I wound up getting locked up again. That was my seventh time, and the day that I got locked up, I was just like, you know? This is it. Enough is enough. I had never been raised in church or anything like that, but I did always believe that God existed. So I just cried out to him, and I said, “You know, I’m sick of this. I’m sick of my life. I’m sick of me. I’m really just sick of everything and everybody, so if you can do something with my life, it’s yours, because I don’t want it anymore.” And he did that. And he has done that. He’s done something great with my life.

That was the beginning of the transformation that I’ve gone through that people are blessed to see now. So from the day that I walked into jail and surrendered my life to Christ, I’ve never been the same person. I had been to prison six previous times, so when I get back to prison, they’re expecting to see this same person that fought all the time, that was a real angry person, that had a filthy mouth, and they didn’t see that.

How does incarceration affect families and the community?

Incarceration has a huge impact on the community, on the individual, as well as on the family unit. We’re supposed to be concerned with family because that’s what we’re built on. But [felons] first of all [are] stripped of all of their rights. You don’t just go in, do your time and come back [out] and just move on with your life. When you come out, you’re faced with all these challenges. Now you’re labeled as a felon. There are certain licensures that you can’t have; there are certain jobs that you can’t hold. Most companies won’t hire convicted felons. Nowadays, you can’t live certain places because you’re a felon. It’s just like a snowball effect that affects the individual, that effects the family, that affects the economy, that affects the community.

What does your nonprofit, SoulFisher Ministries, do?

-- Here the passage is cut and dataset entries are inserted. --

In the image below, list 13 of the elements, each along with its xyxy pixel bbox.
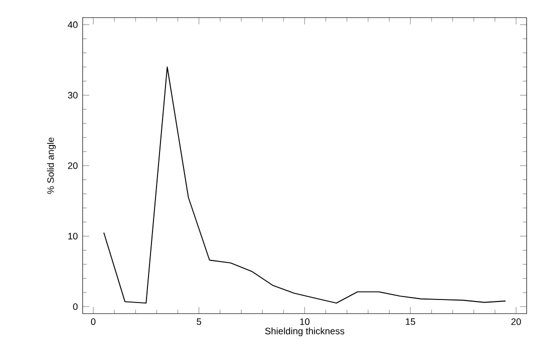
y-tick-label: 10 (68, 232, 78, 240)
x-tick-label: 10 (300, 318, 310, 325)
x-tick-label: 5 (196, 318, 202, 325)
y-tick-label: 20 (68, 162, 78, 169)
x-axis-title: Shielding thickness (265, 327, 344, 336)
y-tick-label: 30 (68, 92, 78, 98)
y-tick-label: 40 (68, 21, 78, 28)
x-tick-label: 0 (91, 318, 96, 325)
y-axis-title: % Solid angle (47, 138, 56, 194)
x-tick-label: 15 (406, 318, 416, 325)
x-tick-label: 20 (511, 318, 521, 325)
line-series (103, 66, 506, 304)
y-tick-label: 0 (73, 303, 78, 310)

SoulFisher Ministries has two pilot programs, so to speak. One is called Educate Now to Achieve Later and we just use the acronym ENAL. And then the other one is the Adult General Achievement Program of Education, which is the AGAPE program. So what ENAL does is we provide after-school tutoring for children who have a parent that’s incarcerated. That’s our target population. And then what the AGAPE program does is offer re-entry services for those currently and formerly incarcerated.

The SoulFisher Ministries has just taken off, and it’s done amazing things. Things that I never could have hoped for. Things I never could have imagined. [It is] transforming the lives of children, transforming the lives of ex-offenders, transforming the lives of our volunteers, [and transforming the lives of] the teachers at the schools where we’ve worked. I mean nothing that I could have ever dreamed would happen [has] through the SoulFisher ministries.